Elgort’s Baby is one of the more memorable original protagonists in recent memory. There are elements to him we’ve seen before in many a crime thriller: he’s got a tragic past, is embarking on the fabled ‘one last job’, has a parental figure who disapproves of his job, and falls in love with a woman from whom he tries to hide his unlawful ways. Even so, there’s a resonant freshness to the character, as if Wright has remixed said elements. Baby is laconic and withdrawn, existing in his own world created with the assistance of music. ‘Tough’ isn’t the first adjective that springs to mind when describing Elgort, but Baby exudes toughness of a non-traditional sort. The character is roguish, charming and endearing with Elgort having to try too hard at all.

The film’s supporting cast is stacked with talent. James exudes a somewhat old-fashioned girl-next-door sweetness, and while the romance between Baby and Debora unfolds predictably enough, it is still achingly romantic.

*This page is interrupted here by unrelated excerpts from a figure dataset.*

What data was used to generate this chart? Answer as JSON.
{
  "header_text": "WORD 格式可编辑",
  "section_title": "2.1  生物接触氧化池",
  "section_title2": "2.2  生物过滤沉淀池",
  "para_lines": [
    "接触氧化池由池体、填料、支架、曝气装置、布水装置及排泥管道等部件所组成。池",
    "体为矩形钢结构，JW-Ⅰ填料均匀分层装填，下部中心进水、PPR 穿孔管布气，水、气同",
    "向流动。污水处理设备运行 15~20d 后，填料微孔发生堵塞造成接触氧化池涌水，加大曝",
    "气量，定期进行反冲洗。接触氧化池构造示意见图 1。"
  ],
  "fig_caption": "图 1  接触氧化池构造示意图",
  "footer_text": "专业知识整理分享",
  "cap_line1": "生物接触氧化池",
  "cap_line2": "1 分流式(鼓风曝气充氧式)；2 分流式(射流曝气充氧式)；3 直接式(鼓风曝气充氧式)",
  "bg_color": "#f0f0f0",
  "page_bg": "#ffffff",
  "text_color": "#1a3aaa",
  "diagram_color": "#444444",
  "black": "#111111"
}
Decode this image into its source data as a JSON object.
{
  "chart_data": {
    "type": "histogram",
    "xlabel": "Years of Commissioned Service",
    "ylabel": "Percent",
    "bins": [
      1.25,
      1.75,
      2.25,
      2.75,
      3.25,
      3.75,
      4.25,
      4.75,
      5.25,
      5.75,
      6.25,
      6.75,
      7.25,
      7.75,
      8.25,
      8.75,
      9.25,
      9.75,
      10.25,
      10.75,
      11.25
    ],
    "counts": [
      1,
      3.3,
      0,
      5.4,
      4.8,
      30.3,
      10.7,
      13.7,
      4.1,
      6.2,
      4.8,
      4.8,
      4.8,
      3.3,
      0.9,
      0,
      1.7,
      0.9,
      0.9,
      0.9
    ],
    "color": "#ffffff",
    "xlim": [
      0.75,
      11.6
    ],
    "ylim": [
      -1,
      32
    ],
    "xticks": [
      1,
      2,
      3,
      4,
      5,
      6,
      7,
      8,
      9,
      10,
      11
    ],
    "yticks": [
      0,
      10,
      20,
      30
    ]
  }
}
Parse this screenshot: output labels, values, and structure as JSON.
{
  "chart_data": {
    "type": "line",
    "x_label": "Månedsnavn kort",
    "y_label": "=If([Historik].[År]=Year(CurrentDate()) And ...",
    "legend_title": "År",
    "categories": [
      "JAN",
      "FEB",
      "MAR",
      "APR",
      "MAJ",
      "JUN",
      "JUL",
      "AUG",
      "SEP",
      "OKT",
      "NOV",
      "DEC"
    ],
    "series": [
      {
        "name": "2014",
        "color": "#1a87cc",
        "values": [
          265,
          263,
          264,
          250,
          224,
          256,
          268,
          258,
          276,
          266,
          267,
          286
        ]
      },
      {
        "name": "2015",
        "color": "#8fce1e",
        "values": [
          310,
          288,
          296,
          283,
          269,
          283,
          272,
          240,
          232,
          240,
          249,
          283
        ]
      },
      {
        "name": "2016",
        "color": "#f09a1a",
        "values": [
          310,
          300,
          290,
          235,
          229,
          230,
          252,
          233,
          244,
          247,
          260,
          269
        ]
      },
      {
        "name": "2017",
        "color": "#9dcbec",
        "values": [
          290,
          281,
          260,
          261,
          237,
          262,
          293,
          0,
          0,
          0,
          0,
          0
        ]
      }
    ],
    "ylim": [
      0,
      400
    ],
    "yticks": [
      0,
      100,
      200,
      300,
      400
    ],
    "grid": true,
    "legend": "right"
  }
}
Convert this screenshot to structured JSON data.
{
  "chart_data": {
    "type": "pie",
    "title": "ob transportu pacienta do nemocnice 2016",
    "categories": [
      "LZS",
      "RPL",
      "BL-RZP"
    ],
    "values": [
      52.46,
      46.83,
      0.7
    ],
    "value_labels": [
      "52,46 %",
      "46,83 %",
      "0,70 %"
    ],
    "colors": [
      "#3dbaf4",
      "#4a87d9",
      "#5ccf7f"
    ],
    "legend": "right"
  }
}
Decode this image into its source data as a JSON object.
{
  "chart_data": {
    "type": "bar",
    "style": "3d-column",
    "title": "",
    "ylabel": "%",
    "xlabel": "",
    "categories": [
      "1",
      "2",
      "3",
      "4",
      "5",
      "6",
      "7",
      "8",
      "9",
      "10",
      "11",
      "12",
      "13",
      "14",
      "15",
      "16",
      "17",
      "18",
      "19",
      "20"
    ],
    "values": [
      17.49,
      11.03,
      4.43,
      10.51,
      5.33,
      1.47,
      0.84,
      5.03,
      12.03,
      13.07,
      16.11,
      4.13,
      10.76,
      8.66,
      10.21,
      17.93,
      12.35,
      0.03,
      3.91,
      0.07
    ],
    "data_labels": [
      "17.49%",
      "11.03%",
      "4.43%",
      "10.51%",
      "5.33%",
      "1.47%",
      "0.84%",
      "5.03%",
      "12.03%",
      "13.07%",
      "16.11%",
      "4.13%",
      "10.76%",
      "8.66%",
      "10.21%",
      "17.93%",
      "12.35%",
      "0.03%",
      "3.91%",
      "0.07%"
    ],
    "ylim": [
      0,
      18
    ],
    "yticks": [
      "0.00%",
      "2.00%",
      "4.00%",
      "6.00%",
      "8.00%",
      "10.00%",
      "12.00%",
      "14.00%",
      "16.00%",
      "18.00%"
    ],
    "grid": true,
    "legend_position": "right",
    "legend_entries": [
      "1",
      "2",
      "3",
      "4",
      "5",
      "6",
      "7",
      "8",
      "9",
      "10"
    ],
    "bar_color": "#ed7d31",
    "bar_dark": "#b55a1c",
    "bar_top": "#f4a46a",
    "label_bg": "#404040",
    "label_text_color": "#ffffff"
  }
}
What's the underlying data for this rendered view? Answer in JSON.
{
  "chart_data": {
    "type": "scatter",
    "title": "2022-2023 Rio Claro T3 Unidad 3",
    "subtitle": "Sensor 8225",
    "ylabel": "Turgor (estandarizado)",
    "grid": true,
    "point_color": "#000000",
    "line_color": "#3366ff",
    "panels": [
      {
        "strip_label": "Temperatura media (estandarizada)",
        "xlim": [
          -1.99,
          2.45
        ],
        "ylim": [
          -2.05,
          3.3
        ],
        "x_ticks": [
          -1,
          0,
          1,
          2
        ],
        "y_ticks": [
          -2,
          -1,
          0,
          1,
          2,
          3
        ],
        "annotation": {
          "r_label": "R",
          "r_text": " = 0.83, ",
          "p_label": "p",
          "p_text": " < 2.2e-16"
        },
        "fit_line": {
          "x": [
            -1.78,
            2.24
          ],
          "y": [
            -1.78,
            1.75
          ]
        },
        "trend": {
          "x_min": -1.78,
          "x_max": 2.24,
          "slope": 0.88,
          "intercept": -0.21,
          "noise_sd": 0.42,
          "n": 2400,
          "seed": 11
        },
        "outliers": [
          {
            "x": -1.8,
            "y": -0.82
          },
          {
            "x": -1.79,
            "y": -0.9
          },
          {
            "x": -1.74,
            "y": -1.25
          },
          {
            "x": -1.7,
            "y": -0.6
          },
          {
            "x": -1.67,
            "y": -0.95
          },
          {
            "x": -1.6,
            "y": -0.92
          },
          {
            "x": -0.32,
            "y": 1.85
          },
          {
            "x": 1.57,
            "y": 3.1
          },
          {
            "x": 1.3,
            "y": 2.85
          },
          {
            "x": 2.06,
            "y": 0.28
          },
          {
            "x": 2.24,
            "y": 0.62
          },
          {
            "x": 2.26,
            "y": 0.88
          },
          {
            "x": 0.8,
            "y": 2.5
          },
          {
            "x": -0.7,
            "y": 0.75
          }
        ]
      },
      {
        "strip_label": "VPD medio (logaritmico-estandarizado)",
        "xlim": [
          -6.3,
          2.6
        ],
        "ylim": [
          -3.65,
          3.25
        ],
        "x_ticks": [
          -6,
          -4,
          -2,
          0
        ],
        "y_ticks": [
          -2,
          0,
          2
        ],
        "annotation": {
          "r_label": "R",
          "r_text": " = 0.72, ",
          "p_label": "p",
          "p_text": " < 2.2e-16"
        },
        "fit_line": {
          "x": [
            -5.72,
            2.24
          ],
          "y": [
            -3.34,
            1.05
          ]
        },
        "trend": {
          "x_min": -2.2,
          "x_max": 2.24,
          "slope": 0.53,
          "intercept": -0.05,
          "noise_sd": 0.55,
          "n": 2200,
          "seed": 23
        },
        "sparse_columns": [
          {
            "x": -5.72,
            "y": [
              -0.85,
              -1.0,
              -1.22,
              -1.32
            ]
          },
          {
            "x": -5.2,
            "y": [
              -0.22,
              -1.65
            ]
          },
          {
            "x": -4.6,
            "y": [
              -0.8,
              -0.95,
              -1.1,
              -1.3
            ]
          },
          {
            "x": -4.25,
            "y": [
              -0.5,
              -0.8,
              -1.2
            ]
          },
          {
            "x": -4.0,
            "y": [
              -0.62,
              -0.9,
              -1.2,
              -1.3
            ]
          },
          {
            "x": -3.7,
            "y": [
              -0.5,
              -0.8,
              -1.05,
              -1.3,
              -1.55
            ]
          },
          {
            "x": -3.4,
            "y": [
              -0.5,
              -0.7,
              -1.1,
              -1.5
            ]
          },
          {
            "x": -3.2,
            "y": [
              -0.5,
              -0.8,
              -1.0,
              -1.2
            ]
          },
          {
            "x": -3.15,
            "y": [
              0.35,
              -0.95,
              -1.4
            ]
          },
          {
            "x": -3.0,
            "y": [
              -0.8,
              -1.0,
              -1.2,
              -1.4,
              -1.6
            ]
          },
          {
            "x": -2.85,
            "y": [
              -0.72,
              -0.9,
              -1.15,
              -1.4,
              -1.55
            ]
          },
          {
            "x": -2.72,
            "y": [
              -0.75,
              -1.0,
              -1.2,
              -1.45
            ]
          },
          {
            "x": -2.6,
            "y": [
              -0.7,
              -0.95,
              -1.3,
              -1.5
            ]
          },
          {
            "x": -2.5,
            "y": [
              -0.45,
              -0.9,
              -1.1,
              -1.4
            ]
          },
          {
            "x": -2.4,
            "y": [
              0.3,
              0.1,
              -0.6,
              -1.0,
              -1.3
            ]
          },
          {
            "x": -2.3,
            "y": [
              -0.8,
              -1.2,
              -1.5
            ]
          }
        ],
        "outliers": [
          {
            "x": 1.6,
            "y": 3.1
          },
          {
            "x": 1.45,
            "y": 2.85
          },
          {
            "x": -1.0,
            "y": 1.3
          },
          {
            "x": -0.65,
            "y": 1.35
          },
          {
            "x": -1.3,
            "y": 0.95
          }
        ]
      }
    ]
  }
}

Emma Stone was initially cast in the role, but left due to scheduling conflicts with La La Land. The character isn’t given the greatest amount of agency, and for most of the film remains an observer, but she plays a crucial role in the movie’s conclusion.

Spacey is Spacey: slyly terrifying and having the time of his life, while displaying commendable restraint. Hamm, Foxx and Bernthal all have their moments, with Foxx being especially easy to dislike as a bank robber who is instantly antipathic towards Baby. The characters who surround Baby are over-the-top, but that never undercuts their capability to be truly terrifying. By the film’s climactic confrontation, Baby Driver dispenses with the humour, and that sequence is intense and brutal. It’s a little jarring, but that turn is mostly well-earned. CJ Jones, who plays Baby’s kindly deaf foster father Joseph, is deaf in real life and is an activist for deaf awareness causes.

Baby Driver is the work of an auteur at the top of his game, with Wright’s stamp on it from beginning to end. The filmmaker makes numerous canny, inspired decisions, and pulls them off with stunning aplomb. Instead of coming off as smug and self-indulgent, it packs in a great deal of heart, feeling polished yet personal. It’s a deliriously good time that’s also deliriously good filmmaking.

SUMMARY: Edgar Wright fires on all cylinders, creating a superb slice of entertainment that’s a visual and aural delight. Baby Driver is also the best showcase for Ansel Elgort’s star power yet.